Review: Well, to start, the timing of this movie is unbelievably horrid. How in the world did the studio think a movie about compulsive and irresponsible shopping would appeal to the masses now when most of us are trying to pay our bills while still affording food and toothpaste? Add to that the lame premise, the insulting female stereotypes, the belittling slant on journalism (“I guess I’ll write about finances. What, like it’s hard or something?”) and the brainlessly shallow novels by Sophie Kinsella on which this film is based, and you’ve got “Shopaholic.” It also offers absolutely no insight into being financially responsible, but with a name like “Confessions of a Shopaholic,” what did I expect? On the flip side, Isla Fisher in the starring role is actually delightful to watch. Her brilliant turn in “Wedding Crashers” proved she is a comedic force to be noticed. She wastes her talent here, but at least it adds to the film considerably and saves it from flopping. Plus, the couture is pretty fabulous. This is no “Devil Wears Prada” (also based on one of THE worst books I’ve ever read) nor is it as smart as “Mad Money.” But it is glorified silliness. “Shopaholic” does offer a bit of comedy and some much-needed escapism into fantasy. Even if we all don’t have bulging purses right now, we can pretend, for about two hours, that we do.
Extra highlight: Bloopers.
What to serve for dinner: We may not be able to shop rich, but we can eat rich. Try
Chateaubriand with portobello-bacon sauce, from New York Magazine (2002).
8 and 1/4 cups beef broth (low-salt if using canned)
1 bottle Merlot (or other red wine with mellow tannins)
1/2 cup canola oil
4 ounces sliced double-smoked bacon, cut in half lengthwise and julienned
5 shallots, finely diced
8 to 10 portobello-mushroom caps, peeled and cut into 1/4-inch dice
1 teaspoon finely chopped thyme
3 tablespoons cornstarch or arrowroot
1 tablespoon unsalted butter
Salt and freshly ground black pepper
4 to 4 and 1/2 pounds beef tenderloin, trimmed (with the thin tail end folded to equalize the thickness) and tied at 1 and 1/2-inch intervals
Place eight cups of the broth in a saucepan over medium heat and reduce to about two cups. Reduce the red wine to about one cup in a separate saucepan.
Heat 1/4 cup oil in a large pan, then add the bacon and cook until it’s crisp but not burned; remove and set aside. Add the shallots to the pan, cook till translucent, and stir in the diced mushrooms. When the mushrooms have released all their liquid, return the bacon to the pan, add the reduced wine, and bring to a simmer. Add the reduced beef broth and thyme and simmer for 30 minutes. Mix the cornstarch or arrowroot with the remaining 1/4 cup beef broth and add to the sauce after the first 15 minutes of cooking. When ready to serve, whisk in the butter and season with salt and pepper. If the sauce becomes too thick, thin it out with a little water.

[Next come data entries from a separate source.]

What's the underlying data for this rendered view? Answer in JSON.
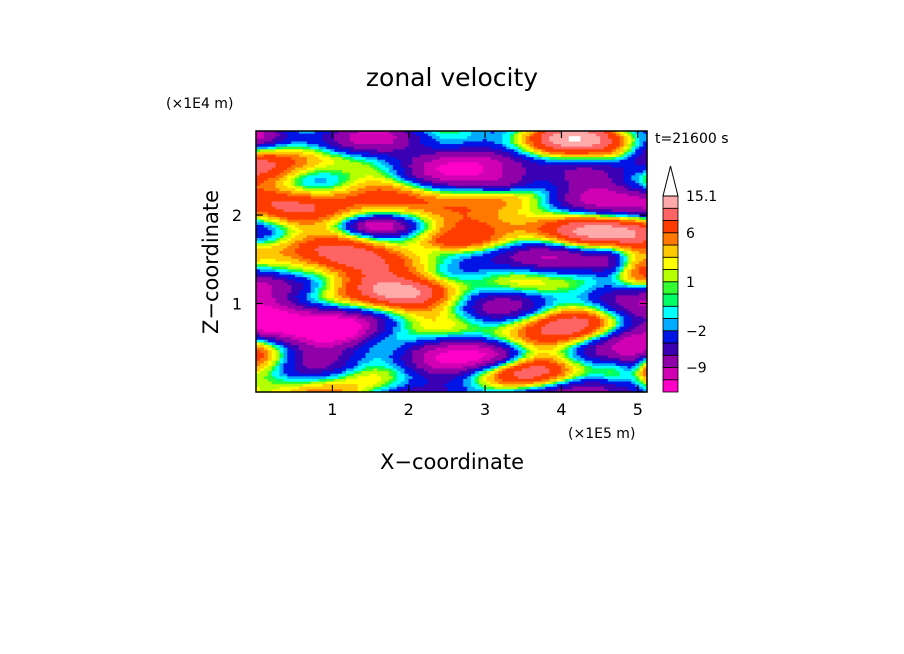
{
  "chart_data": {
    "type": "heatmap",
    "title": "zonal velocity",
    "time_label": "t=21600 s",
    "xlabel": "X−coordinate",
    "ylabel": "Z−coordinate",
    "x_scale_label": "(×1E5 m)",
    "y_scale_label": "(×1E4 m)",
    "xlim": [
      0,
      5.12
    ],
    "ylim": [
      0,
      2.95
    ],
    "x_ticks": [
      {
        "value": 1,
        "label": "1"
      },
      {
        "value": 2,
        "label": "2"
      },
      {
        "value": 3,
        "label": "3"
      },
      {
        "value": 4,
        "label": "4"
      },
      {
        "value": 5,
        "label": "5"
      }
    ],
    "y_ticks": [
      {
        "value": 1,
        "label": "1"
      },
      {
        "value": 2,
        "label": "2"
      }
    ],
    "colorbar": {
      "extend_max": true,
      "labels": [
        {
          "level": 15.1,
          "label": "15.1"
        },
        {
          "level": 6,
          "label": "6"
        },
        {
          "level": 1,
          "label": "1"
        },
        {
          "level": -2,
          "label": "−2"
        },
        {
          "level": -9,
          "label": "−9"
        }
      ],
      "bands": [
        {
          "from": -15,
          "to": -12,
          "color": "#ff00c8"
        },
        {
          "from": -12,
          "to": -9,
          "color": "#d200b4"
        },
        {
          "from": -9,
          "to": -6,
          "color": "#9000a8"
        },
        {
          "from": -6,
          "to": -4,
          "color": "#3c00b4"
        },
        {
          "from": -4,
          "to": -2,
          "color": "#0014e6"
        },
        {
          "from": -2,
          "to": -1,
          "color": "#00aaff"
        },
        {
          "from": -1,
          "to": 0,
          "color": "#00ffff"
        },
        {
          "from": 0,
          "to": 0.5,
          "color": "#00ff64"
        },
        {
          "from": 0.5,
          "to": 1,
          "color": "#32ff32"
        },
        {
          "from": 1,
          "to": 2,
          "color": "#b4ff00"
        },
        {
          "from": 2,
          "to": 3,
          "color": "#ffff00"
        },
        {
          "from": 3,
          "to": 4.5,
          "color": "#ffc800"
        },
        {
          "from": 4.5,
          "to": 6,
          "color": "#ff7800"
        },
        {
          "from": 6,
          "to": 9,
          "color": "#ff3c00"
        },
        {
          "from": 9,
          "to": 12,
          "color": "#ff6464"
        },
        {
          "from": 12,
          "to": 15.1,
          "color": "#ffaaaa"
        }
      ],
      "overflow_color": "#ffffff"
    }
  }
}
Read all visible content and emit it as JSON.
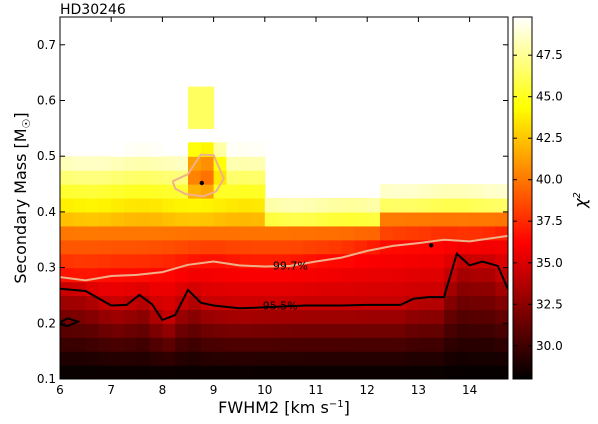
{
  "chart_data": {
    "type": "heatmap",
    "title": "HD30246",
    "xlabel": "FWHM2 [km s",
    "xlabel_sup": "−1",
    "xlabel_end": "]",
    "ylabel": "Secondary Mass [M",
    "ylabel_sub": "☉",
    "ylabel_end": "]",
    "colorbar_label": "χ",
    "colorbar_label_sup": "2",
    "xlim": [
      6,
      14.75
    ],
    "ylim": [
      0.1,
      0.75
    ],
    "x_ticks": [
      6,
      7,
      8,
      9,
      10,
      11,
      12,
      13,
      14
    ],
    "y_ticks": [
      0.1,
      0.2,
      0.3,
      0.4,
      0.5,
      0.6,
      0.7
    ],
    "y_tick_labels": [
      "0.1",
      "0.2",
      "0.3",
      "0.4",
      "0.5",
      "0.6",
      "0.7"
    ],
    "colorbar_range": [
      28.0,
      49.8
    ],
    "colorbar_ticks": [
      30.0,
      32.5,
      35.0,
      37.5,
      40.0,
      42.5,
      45.0,
      47.5
    ],
    "colorbar_tick_labels": [
      "30.0",
      "32.5",
      "35.0",
      "37.5",
      "40.0",
      "42.5",
      "45.0",
      "47.5"
    ],
    "colormap": [
      "#000000",
      "#550000",
      "#aa0000",
      "#ff0000",
      "#ff5500",
      "#ffaa00",
      "#ffff00",
      "#ffff80",
      "#ffffff"
    ],
    "x_cells": [
      6.0,
      6.25,
      6.5,
      6.75,
      7.0,
      7.25,
      7.5,
      7.75,
      8.0,
      8.25,
      8.5,
      8.75,
      9.0,
      9.25,
      9.5,
      9.75,
      10.0,
      10.25,
      10.5,
      10.75,
      11.0,
      11.25,
      11.5,
      11.75,
      12.0,
      12.25,
      12.5,
      12.75,
      13.0,
      13.25,
      13.5,
      13.75,
      14.0,
      14.25,
      14.5,
      14.75
    ],
    "y_cells": [
      0.1,
      0.125,
      0.15,
      0.175,
      0.2,
      0.225,
      0.25,
      0.275,
      0.3,
      0.325,
      0.35,
      0.375,
      0.4,
      0.425,
      0.45,
      0.475,
      0.5,
      0.525,
      0.55,
      0.575,
      0.6,
      0.625,
      0.65,
      0.675,
      0.7,
      0.725,
      0.75
    ],
    "contours": [
      {
        "name": "99.7%",
        "color": "#f0b08a",
        "paths": [
          [
            [
              6.0,
              0.283
            ],
            [
              6.5,
              0.277
            ],
            [
              7.0,
              0.285
            ],
            [
              7.5,
              0.287
            ],
            [
              8.0,
              0.292
            ],
            [
              8.5,
              0.305
            ],
            [
              9.0,
              0.311
            ],
            [
              9.5,
              0.304
            ],
            [
              10.0,
              0.302
            ],
            [
              10.5,
              0.303
            ],
            [
              11.0,
              0.311
            ],
            [
              11.5,
              0.318
            ],
            [
              12.0,
              0.33
            ],
            [
              12.5,
              0.339
            ],
            [
              13.0,
              0.344
            ],
            [
              13.5,
              0.35
            ],
            [
              14.0,
              0.347
            ],
            [
              14.75,
              0.357
            ]
          ],
          [
            [
              8.2,
              0.455
            ],
            [
              8.5,
              0.468
            ],
            [
              8.75,
              0.503
            ],
            [
              9.0,
              0.502
            ],
            [
              9.2,
              0.46
            ],
            [
              9.05,
              0.437
            ],
            [
              8.8,
              0.428
            ],
            [
              8.45,
              0.432
            ],
            [
              8.25,
              0.442
            ],
            [
              8.2,
              0.455
            ]
          ]
        ]
      },
      {
        "name": "95.5%",
        "color": "#000000",
        "paths": [
          [
            [
              6.0,
              0.262
            ],
            [
              6.5,
              0.258
            ],
            [
              7.0,
              0.232
            ],
            [
              7.3,
              0.233
            ],
            [
              7.55,
              0.251
            ],
            [
              7.8,
              0.234
            ],
            [
              8.0,
              0.206
            ],
            [
              8.25,
              0.215
            ],
            [
              8.5,
              0.26
            ],
            [
              8.75,
              0.237
            ],
            [
              9.0,
              0.232
            ],
            [
              9.5,
              0.227
            ],
            [
              9.8,
              0.228
            ],
            [
              10.8,
              0.232
            ],
            [
              11.5,
              0.232
            ],
            [
              12.0,
              0.233
            ],
            [
              12.65,
              0.233
            ],
            [
              12.9,
              0.244
            ],
            [
              13.2,
              0.247
            ],
            [
              13.5,
              0.247
            ],
            [
              13.75,
              0.325
            ],
            [
              14.0,
              0.304
            ],
            [
              14.25,
              0.311
            ],
            [
              14.55,
              0.303
            ],
            [
              14.75,
              0.261
            ]
          ],
          [
            [
              6.0,
              0.202
            ],
            [
              6.15,
              0.209
            ],
            [
              6.35,
              0.203
            ],
            [
              6.15,
              0.195
            ],
            [
              6.0,
              0.198
            ]
          ]
        ]
      }
    ],
    "contour_labels": [
      {
        "text": "99.7%",
        "x": 10.5,
        "y": 0.304,
        "color": "#000000"
      },
      {
        "text": "95.5%",
        "x": 10.3,
        "y": 0.232,
        "color": "#000000"
      }
    ],
    "markers": [
      {
        "x": 8.77,
        "y": 0.452
      },
      {
        "x": 13.25,
        "y": 0.34
      }
    ]
  }
}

Preheat the oven to 400 degrees. Season the meat generously with salt and pepper. Heat the remaining oil in a large ovenproof saut pan, and when the oil begins to smoke, add the tenderloin and sear on all sides. Place the pan in the oven and roast for 20 to 30 minutes, to desired doneness (115 to 118 degrees for rare, 120 degrees for medium rare). Remove from oven, cover loosely with foil, and allow to rest for 20 minutes. Cut into 2-inch-thick slices and serve two per person with the portobello-bacon sauce. Hearts of celery, organic carrots, leeks, and Bintje potatoes–all braised–make great accompaniments.
What to talk about over dinner: How do you save money? What is the stupidest thing you’ve ever splurged on? The best thing? Are you a shopaholic? If so, on what? Clothes, games, DVDs, electronics? What messages does “Shopaholic” send viewers, especially young ones? How do you talk to your kids about money? How did your parents talk to you about it? What would you splurge on if you could? How can our society heal from this recession? What are things you do to tighten your belt?